Seafarer training has increased and improved this year – thanks to shipping companies embracing the use of digital technology.
A survey by crewing specialist Danica revealed that nearly a third of all seafarers who responded to say they had received training from their company this year had been trained online – a huge increase from just 4% in 2019. And 63% said they found that training to be useful – a 10% increase on last year.
Danica Managing Director Henrik Jensen said: “Our results demonstrate that shipping is embracing new ways of working and that digital training methods are proving to be a success. I predict this situation will continue and online crew learning will become widespread for many seafarers.”
Danica’s annual Seafarer Survey is conducted between May and October among its database of more than 43,000 Eastern European seafarers. This year 8,392 crew responded, the majority of whom were senior officers.

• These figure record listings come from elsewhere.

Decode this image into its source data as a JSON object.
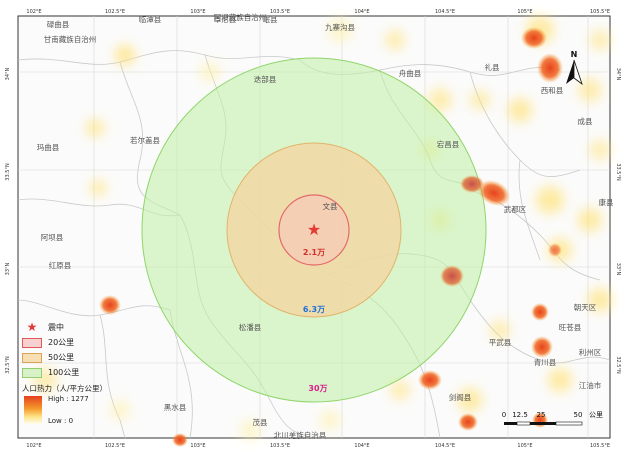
{
  "top_ticks": [
    "102°E",
    "102.5°E",
    "103°E",
    "103.5°E",
    "104°E",
    "104.5°E",
    "105°E",
    "105.5°E"
  ],
  "bottom_ticks": [
    "102°E",
    "102.5°E",
    "103°E",
    "103.5°E",
    "104°E",
    "104.5°E",
    "105°E",
    "105.5°E"
  ],
  "left_ticks": [
    "34°N",
    "33.5°N",
    "33°N",
    "32.5°N"
  ],
  "right_ticks": [
    "34°N",
    "33.5°N",
    "33°N",
    "32.5°N"
  ],
  "place_names": [
    "碌曲县",
    "临潭县",
    "卓尼县",
    "迭部县",
    "若尔盖县",
    "玛曲县",
    "舟曲县",
    "宕昌县",
    "岷县",
    "礼县",
    "西和县",
    "成县",
    "康县",
    "武都区",
    "文县",
    "九寨沟县",
    "红原县",
    "阿坝县",
    "松潘县",
    "平武县",
    "青川县",
    "黑水县",
    "茂县",
    "北川羌族自治县",
    "江油市",
    "剑阁县",
    "利州区",
    "旺苍县",
    "朝天区",
    "阿坝藏族自治州",
    "甘南藏族自治州"
  ],
  "epicenter": {
    "symbol": "★",
    "color": "#e53935"
  },
  "rings": [
    {
      "radius_km": 20,
      "label": "2.1万",
      "color": "#d32f2f"
    },
    {
      "radius_km": 50,
      "label": "6.3万",
      "color": "#1e6fd9"
    },
    {
      "radius_km": 100,
      "label": "30万",
      "color": "#d81b8c"
    }
  ],
  "north_arrow": {
    "label": "N"
  },
  "legend": {
    "epicenter": "震中",
    "ring20": "20公里",
    "ring50": "50公里",
    "ring100": "100公里",
    "heat_title": "人口热力（人/平方公里）",
    "high": "High : 1277",
    "low": "Low : 0"
  },
  "scale_bar": {
    "ticks": [
      "0",
      "12.5",
      "25",
      "50"
    ],
    "unit": "公里"
  }
}
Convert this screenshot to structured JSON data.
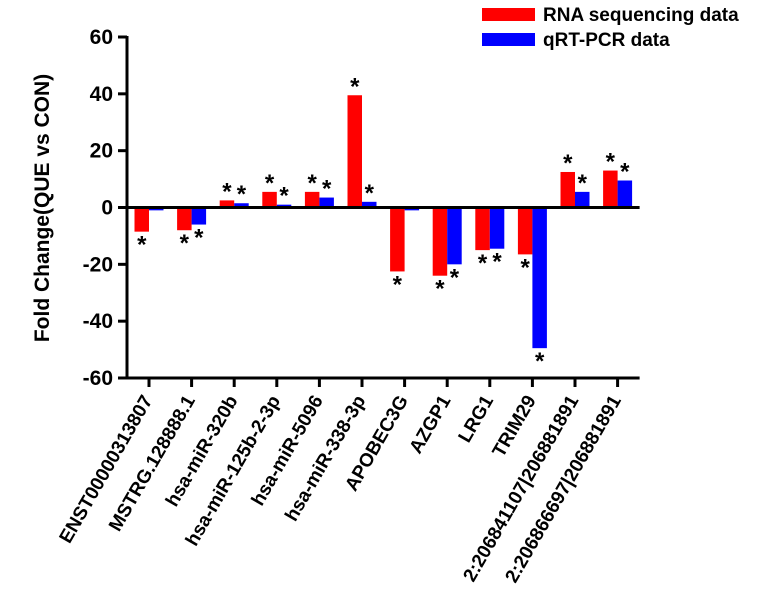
{
  "chart_data": {
    "type": "bar",
    "title": "",
    "xlabel": "",
    "ylabel": "Fold Change(QUE vs CON)",
    "ylim": [
      -60,
      60
    ],
    "yticks": [
      60,
      40,
      20,
      0,
      -20,
      -40,
      -60
    ],
    "categories": [
      "ENST00000313807",
      "MSTRG.128888.1",
      "hsa-miR-320b",
      "hsa-miR-125b-2-3p",
      "hsa-miR-5096",
      "hsa-miR-338-3p",
      "APOBEC3G",
      "AZGP1",
      "LRG1",
      "TRIM29",
      "2:206841107|206881891",
      "2:206866697|206881891"
    ],
    "series": [
      {
        "name": "RNA sequencing data",
        "color": "#ff0000",
        "values": [
          -8.5,
          -8,
          2.5,
          5.5,
          5.5,
          39.5,
          -22.5,
          -24,
          -15,
          -16.5,
          12.5,
          13
        ],
        "significance": [
          "*",
          "*",
          "*",
          "*",
          "*",
          "*",
          "*",
          "*",
          "*",
          "*",
          "*",
          "*"
        ]
      },
      {
        "name": "qRT-PCR data",
        "color": "#0000ff",
        "values": [
          -1,
          -6,
          1.5,
          1,
          3.5,
          2,
          -1,
          -20,
          -14.5,
          -49.5,
          5.5,
          9.5
        ],
        "significance": [
          "",
          "*",
          "*",
          "*",
          "*",
          "*",
          "",
          "*",
          "*",
          "*",
          "*",
          "*"
        ]
      }
    ],
    "legend": "top-right"
  }
}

The survey found that training is a significant factor in a seafarer’s life with almost 54% reporting their company had provided training during their home period – a slight increase on 2019 (52%), despite the pandemic. The most common areas of training include planned maintenance, MARPOL regulations and safety management systems.
However, the Covid-19 pandemic has changed the way training is delivered. Nearly 30% of the seafarers who were given training conducted it online while the use of CBT training has nearly doubled since 2019. In contrast, participation in company seminars has dropped from 55% in 2019 to 40% in 2020, reflecting the difficulties in travelling this year.
It also seems that the quality of training has improved: 63% of respondents reported they found their training ‘useful’ (up from 53% in 2019). And, importantly, 85% of those who participated in online training said they found it to be better than classroom training.
Mr Jensen says he anticipates online training will replace classroom-based teaching for a wide range of seafarer qualifications, especially those required regularly for certification updates. In fact, he is so sure of this eventuality that Danica has begun delivering many of its courses via distance-learning methods.
“The Covid-19 pandemic and the many travel restrictions around the globe have meant the maritime sector has had to adapt to new ways of studying in 2020,” he said. “Distance learning solutions enable seafarers to study at home or onboard at a time that suits them, without the need to travel to a classroom. This reduces the amount of time crew have to spend away from their families during their onshore leave, as well as saving the company money in hotel, travel and refreshment costs.”
Mr Jensen said he isn’t surprised that Danica’s survey shows seafarers are responding positively to remote ways of training: “Digital training is often more flexible, combining a mix of online tutorials, self-work and one-to-one teaching, backed up by verification processes. We have found this blended format leads to higher levels of concentration, commitment and confidence,” he explained.
The 42 question survey also identified that seafarer demand for access to the internet and personal emails while at sea has increased and continues to be a significant factor for crew when choosing an employer. While almost 50% of respondents received free access to the internet and a further 38% were able to access the internet with associated charges, 40% of crew said they would change employer in order to gain access to the internet while at sea (up from 32% in 2019). In fact, Mr Jensen advises that Danica is finding it increasingly difficult to encourage crew to take up employment on vessels which don’t provide personal internet access.
Salaries remain the key driver for crew switching employers with almost three quarters of respondents (74%) commenting that a higher salary would persuade them to move on. However, the survey also showed that overall wage levels have remained fairly static throughout 2020, with some demand-driven fluctuations caused by pandemic travel restrictions affecting particular regions and thereby driving up demand in less affected countries.
Fringe benefits remain important to seafarers, particularly health insurance for themselves and for family members, pension provision and shorter contract periods. Ship operators take note – a massive 92% of respondents admitted to checking the employment market during their home period!
While 77% of seafarers said they would recommend their employer to a friend (up from 73% in 2019), the survey also revealed a worrying reduction in safety levels with 15% of seafarers reporting they felt they had worked under unsafe conditions (a big rise from 5% in 2019) while 12% said they had experienced a violation of rest hour rules and 13% admitted they had suffered workplace stress.
Mr Jensen commented: “While the majority of our respondents said they had changed companies due to fleet-related redundancy, salary or promotion opportunities, or in order to work on a newer vessel, it is nevertheless important that, as an industry, we work together to address any slips in standards of employment for the hundreds of thousands of seafarers who have kept world trade flowing over this difficult year.”